Paris, Gallimard, (14 septembre) 1971.
1 vol. (140 x 205 mm) de 536 p., [3] et 1 f. Broché.
Edition originale. Un des exemplaires poinçonnés du service de presse. Envoi signé : « à Monsieur Maurice Genevoix, à Madame Maurice Genevoix, ces images d'une histoire universelle trop méconnue hélas ! des enfants de nos écoles, autour d'une vieille forêt qu'aurait seul pu décrire avec éclat l'incomparable auteur du Bestiaire enchanté, en hommage de profonde gratitude, de très affectueux et très respectueux attachement, Jean ».

Le Gloire de l’Empire est le livre par lequel la reconnaissance arrive : Maurice Genevoix est alors le secrétaire perpétuel de l’Académie française et, en cette année 1971, l’Académie décide de couronner de son prix le sixième roman de Jean d’Ormesson, qui vient de remporter l’adhésion d’un public de lecteurs et des critiques les plus exigeants. Une véritable reconnaissance littéraire pour l’académicien, qui déclarait en 2015 que « La Gloire de l’Empire a changé ma vie. »

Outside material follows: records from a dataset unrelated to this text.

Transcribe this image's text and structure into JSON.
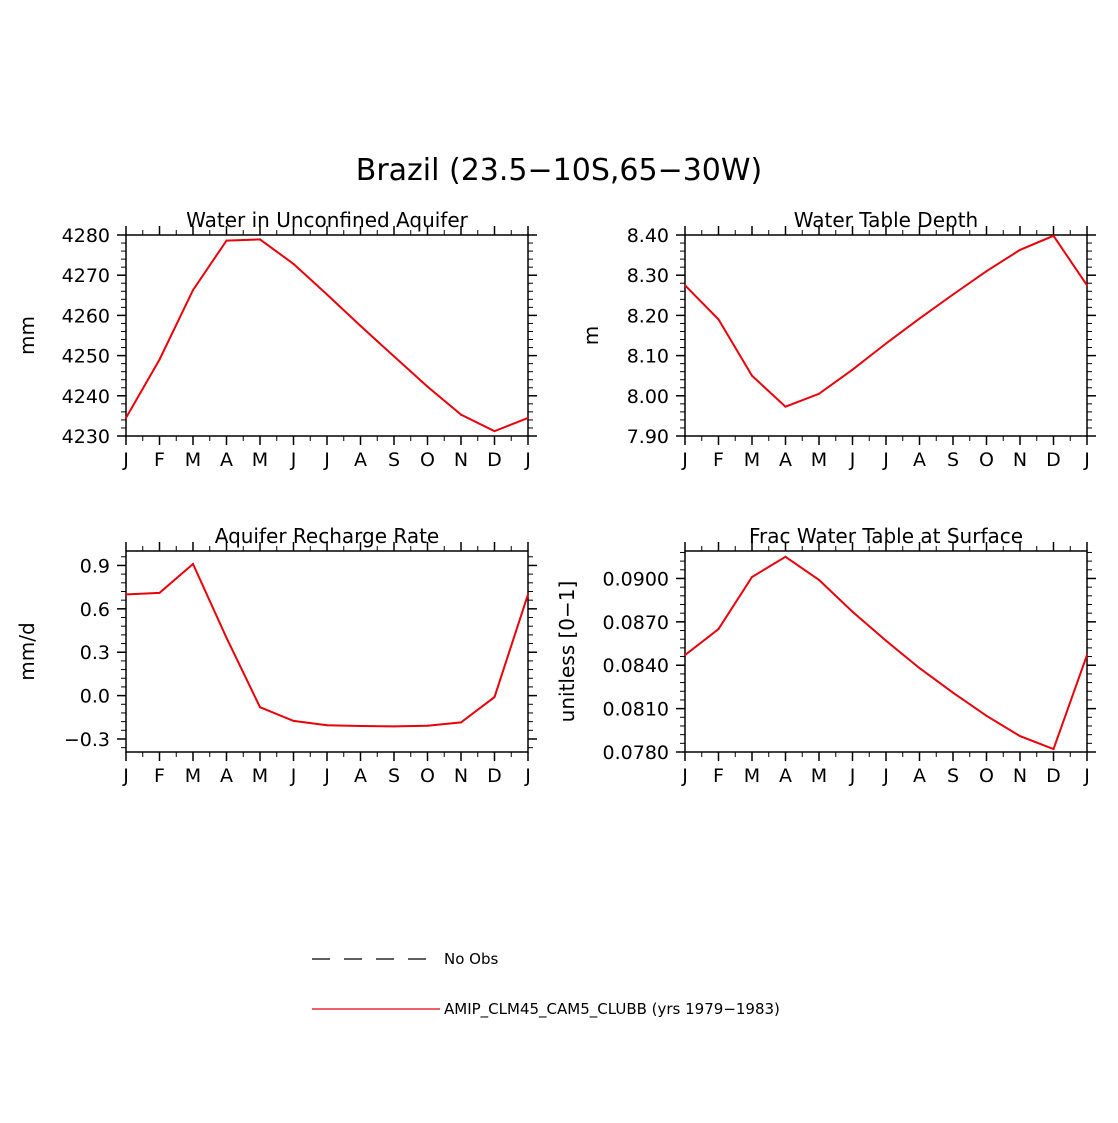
{
  "page_title": "Brazil (23.5−10S,65−30W)",
  "months": [
    "J",
    "F",
    "M",
    "A",
    "M",
    "J",
    "J",
    "A",
    "S",
    "O",
    "N",
    "D",
    "J"
  ],
  "colors": {
    "model": "#e8000b",
    "axis": "#000000"
  },
  "legend": {
    "obs_label": "No Obs",
    "model_label": "AMIP_CLM45_CAM5_CLUBB (yrs 1979−1983)"
  },
  "chart_data": [
    {
      "type": "line",
      "title": "Water in Unconfined Aquifer",
      "ylabel": "mm",
      "ylim": [
        4230,
        4280
      ],
      "yticks": [
        4230,
        4240,
        4250,
        4260,
        4270,
        4280
      ],
      "ytick_labels": [
        "4230",
        "4240",
        "4250",
        "4260",
        "4270",
        "4280"
      ],
      "categories": [
        "J",
        "F",
        "M",
        "A",
        "M",
        "J",
        "J",
        "A",
        "S",
        "O",
        "N",
        "D",
        "J"
      ],
      "series": [
        {
          "name": "AMIP_CLM45_CAM5_CLUBB (yrs 1979−1983)",
          "values": [
            4234.5,
            4249.0,
            4266.3,
            4278.6,
            4278.9,
            4272.8,
            4265.2,
            4257.4,
            4249.8,
            4242.3,
            4235.3,
            4231.2,
            4234.5
          ]
        }
      ]
    },
    {
      "type": "line",
      "title": "Water Table Depth",
      "ylabel": "m",
      "ylim": [
        7.9,
        8.4
      ],
      "yticks": [
        7.9,
        8.0,
        8.1,
        8.2,
        8.3,
        8.4
      ],
      "ytick_labels": [
        "7.90",
        "8.00",
        "8.10",
        "8.20",
        "8.30",
        "8.40"
      ],
      "categories": [
        "J",
        "F",
        "M",
        "A",
        "M",
        "J",
        "J",
        "A",
        "S",
        "O",
        "N",
        "D",
        "J"
      ],
      "series": [
        {
          "name": "AMIP_CLM45_CAM5_CLUBB (yrs 1979−1983)",
          "values": [
            8.275,
            8.19,
            8.05,
            7.973,
            8.005,
            8.065,
            8.13,
            8.192,
            8.252,
            8.31,
            8.363,
            8.398,
            8.275
          ]
        }
      ]
    },
    {
      "type": "line",
      "title": "Aquifer Recharge Rate",
      "ylabel": "mm/d",
      "ylim": [
        -0.39,
        1.0
      ],
      "yticks": [
        -0.3,
        0.0,
        0.3,
        0.6,
        0.9
      ],
      "ytick_labels": [
        "−0.3",
        "0.0",
        "0.3",
        "0.6",
        "0.9"
      ],
      "categories": [
        "J",
        "F",
        "M",
        "A",
        "M",
        "J",
        "J",
        "A",
        "S",
        "O",
        "N",
        "D",
        "J"
      ],
      "series": [
        {
          "name": "AMIP_CLM45_CAM5_CLUBB (yrs 1979−1983)",
          "values": [
            0.7,
            0.71,
            0.91,
            0.4,
            -0.08,
            -0.175,
            -0.205,
            -0.21,
            -0.213,
            -0.208,
            -0.185,
            -0.01,
            0.7
          ]
        }
      ]
    },
    {
      "type": "line",
      "title": "Frac Water Table at Surface",
      "ylabel": "unitless [0−1]",
      "ylim": [
        0.078,
        0.0919
      ],
      "yticks": [
        0.078,
        0.081,
        0.084,
        0.087,
        0.09
      ],
      "ytick_labels": [
        "0.0780",
        "0.0810",
        "0.0840",
        "0.0870",
        "0.0900"
      ],
      "categories": [
        "J",
        "F",
        "M",
        "A",
        "M",
        "J",
        "J",
        "A",
        "S",
        "O",
        "N",
        "D",
        "J"
      ],
      "series": [
        {
          "name": "AMIP_CLM45_CAM5_CLUBB (yrs 1979−1983)",
          "values": [
            0.0847,
            0.0865,
            0.0901,
            0.0915,
            0.0899,
            0.0877,
            0.0857,
            0.0838,
            0.0821,
            0.0805,
            0.0791,
            0.0782,
            0.0847
          ]
        }
      ]
    }
  ]
}
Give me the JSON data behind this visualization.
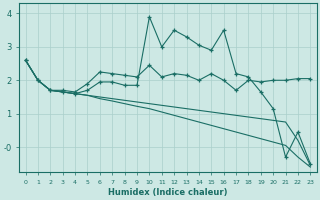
{
  "xlabel": "Humidex (Indice chaleur)",
  "bg_color": "#cde8e4",
  "grid_color": "#aacfcb",
  "line_color": "#1a6e65",
  "xlim": [
    -0.5,
    23.5
  ],
  "ylim": [
    -0.75,
    4.3
  ],
  "yticks": [
    0,
    1,
    2,
    3,
    4
  ],
  "ytick_labels": [
    "-0",
    "1",
    "2",
    "3",
    "4"
  ],
  "series": [
    {
      "y": [
        2.6,
        2.0,
        1.7,
        1.7,
        1.65,
        1.9,
        2.25,
        2.2,
        2.15,
        2.1,
        2.45,
        2.1,
        2.2,
        2.15,
        2.0,
        2.2,
        2.0,
        1.7,
        2.0,
        1.95,
        2.0,
        2.0,
        2.05,
        2.05
      ],
      "marker": "+"
    },
    {
      "y": [
        2.6,
        2.0,
        1.7,
        1.65,
        1.6,
        1.7,
        1.95,
        1.95,
        1.85,
        1.85,
        3.9,
        3.0,
        3.5,
        3.3,
        3.05,
        2.9,
        3.5,
        2.2,
        2.1,
        1.65,
        1.15,
        -0.3,
        0.45,
        -0.5
      ],
      "marker": "+"
    },
    {
      "y": [
        2.6,
        2.0,
        1.7,
        1.65,
        1.6,
        1.55,
        1.5,
        1.45,
        1.4,
        1.35,
        1.3,
        1.25,
        1.2,
        1.15,
        1.1,
        1.05,
        1.0,
        0.95,
        0.9,
        0.85,
        0.8,
        0.75,
        0.2,
        -0.55
      ],
      "marker": null
    },
    {
      "y": [
        2.6,
        2.0,
        1.7,
        1.65,
        1.6,
        1.55,
        1.45,
        1.38,
        1.3,
        1.22,
        1.15,
        1.05,
        0.95,
        0.85,
        0.75,
        0.65,
        0.55,
        0.45,
        0.35,
        0.25,
        0.15,
        0.05,
        -0.3,
        -0.6
      ],
      "marker": null
    }
  ]
}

C’est tout d’abord avec l’oncle, Wladimir d’Ormesson, écrivain et diplomate, membre de l’Académie française de 1956 à 1973, que Maurice Genevoix noua une belle amitié. Le neveu, Jean d’Ormesson, prendra la suite. Il aura pour Maurice Genevoix une immense et affectueuse admiration, tant pour l’écrivain que pour l’homme ; au lendemain de la mort de ce dernier, en septembre 1980, il lui rendait hommage en redisant, avec émotion, le bonheur de l’avoir connu : « Il savait ce qu’il valait : il n’était pas orgueilleux. Il pouvait être vif, incisif, il n’était jamais méchant. Il avait de la tendresse pour les forêts, les animaux, sa Loire natale, sa Sologne, pour ceux qui souffrent et qui meurent : les hommes l’aimaient en retour. Il savait tout : il était le contraire d’un pédant. Il comprenait tout. Mais il savait vivre. Tous les honneurs étaient passés sur lui sans l’atteindre. Cet homme des bois et ce guerrier était un intellectuel. Il avait à porter témoignage sur tout ce qu’une génération de Français a connu de malheurs et de joies : la vie simple et heureuse, l’amour de la terre, la guerre et la paix, le souvenir. »

Très belle provenance, enrichie d’un déférent envoi à celui qui vient de le faire couronner du Grand Prix de l’Académie française et qui l’y recevra deux ans plus tard.